The Rio Grande de Mindanao has its source in the Central Mindanao Highlands near the northern coast of the island, specifically on the northeastern part of the province of Bukidnon, where it is known as the Pulangi River. It then flows southward across the Bukidnon Plateau, fed up by its tributaries along the way and then emerges onto the Cotabato plains, depositing fertile mountain silt as it widens and arcs westward through the Cotabato River Basin. It finally empties into Illana Bay at its mouth at Cotabato City.

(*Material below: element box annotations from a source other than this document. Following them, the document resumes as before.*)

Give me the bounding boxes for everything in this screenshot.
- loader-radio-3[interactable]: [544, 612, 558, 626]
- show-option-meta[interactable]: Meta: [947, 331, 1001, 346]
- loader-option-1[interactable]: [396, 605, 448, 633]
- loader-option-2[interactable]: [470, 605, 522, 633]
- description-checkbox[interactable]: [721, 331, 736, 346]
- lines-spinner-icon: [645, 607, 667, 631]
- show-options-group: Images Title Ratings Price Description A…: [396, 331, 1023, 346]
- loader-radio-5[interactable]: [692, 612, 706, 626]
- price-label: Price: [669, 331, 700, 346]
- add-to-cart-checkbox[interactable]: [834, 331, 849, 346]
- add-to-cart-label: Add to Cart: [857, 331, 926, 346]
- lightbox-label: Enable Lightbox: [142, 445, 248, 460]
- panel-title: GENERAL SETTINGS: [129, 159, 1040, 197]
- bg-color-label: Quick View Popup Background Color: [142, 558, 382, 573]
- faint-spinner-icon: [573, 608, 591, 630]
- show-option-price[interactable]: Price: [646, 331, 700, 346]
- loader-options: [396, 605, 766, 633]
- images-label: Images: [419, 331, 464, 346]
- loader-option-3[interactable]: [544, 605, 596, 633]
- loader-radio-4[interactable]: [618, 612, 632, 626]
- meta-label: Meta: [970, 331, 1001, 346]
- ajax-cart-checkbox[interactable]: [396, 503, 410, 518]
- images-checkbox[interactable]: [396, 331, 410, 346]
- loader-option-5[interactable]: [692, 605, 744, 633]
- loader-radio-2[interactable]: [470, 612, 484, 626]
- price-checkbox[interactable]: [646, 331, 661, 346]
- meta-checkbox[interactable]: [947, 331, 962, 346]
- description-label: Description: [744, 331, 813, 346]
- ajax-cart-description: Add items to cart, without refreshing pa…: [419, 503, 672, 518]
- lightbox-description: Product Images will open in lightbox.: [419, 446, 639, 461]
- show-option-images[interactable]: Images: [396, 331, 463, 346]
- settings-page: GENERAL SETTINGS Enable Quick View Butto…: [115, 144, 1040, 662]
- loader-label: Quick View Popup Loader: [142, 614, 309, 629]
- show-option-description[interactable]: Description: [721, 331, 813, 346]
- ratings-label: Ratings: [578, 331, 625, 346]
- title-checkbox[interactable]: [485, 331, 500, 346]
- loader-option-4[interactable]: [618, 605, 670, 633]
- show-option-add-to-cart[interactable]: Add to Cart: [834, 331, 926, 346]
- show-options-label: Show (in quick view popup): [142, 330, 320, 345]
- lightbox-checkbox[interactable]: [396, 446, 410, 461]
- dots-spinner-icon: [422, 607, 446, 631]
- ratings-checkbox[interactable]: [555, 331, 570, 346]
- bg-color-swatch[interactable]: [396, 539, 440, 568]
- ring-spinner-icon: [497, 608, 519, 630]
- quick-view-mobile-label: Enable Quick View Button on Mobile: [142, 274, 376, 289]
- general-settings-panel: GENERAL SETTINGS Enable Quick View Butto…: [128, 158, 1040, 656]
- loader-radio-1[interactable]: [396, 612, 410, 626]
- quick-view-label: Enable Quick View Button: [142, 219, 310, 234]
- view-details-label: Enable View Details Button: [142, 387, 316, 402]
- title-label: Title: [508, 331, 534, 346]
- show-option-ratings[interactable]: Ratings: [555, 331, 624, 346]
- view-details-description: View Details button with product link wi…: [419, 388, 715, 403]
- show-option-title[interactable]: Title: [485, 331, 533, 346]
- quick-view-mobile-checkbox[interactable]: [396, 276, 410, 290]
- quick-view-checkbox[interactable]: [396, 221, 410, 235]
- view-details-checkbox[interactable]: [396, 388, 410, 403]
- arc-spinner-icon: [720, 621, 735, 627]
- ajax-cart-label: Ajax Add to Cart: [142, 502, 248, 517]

As the Mindanao River meets Illana Bay, it branches out into two distributaries, the Cotabato in the north and the Tamontaka in the south at Cotabato City.

==Tributaries==

Rio Grande de Mindanao River List of tributaries by length.

- Pulangi River 374 km
- Kabulnan River 175 km
- Allah River 130 km
- Buluan River 109 km
- Simuay River 81 km
- Libungan River 80 km
- M'lang River 62 km

==Water hyacinths==

The river has recently been clogged with water hyacinths, causing it to overflow after days of heavy rain. Floodwaters submerged at least 37 villages in Cotabato City alone and displaced some 6,000 families.

President Benigno Aquino III ordered public works and military personnel to clear the river of up to 20 ha of water lily growth.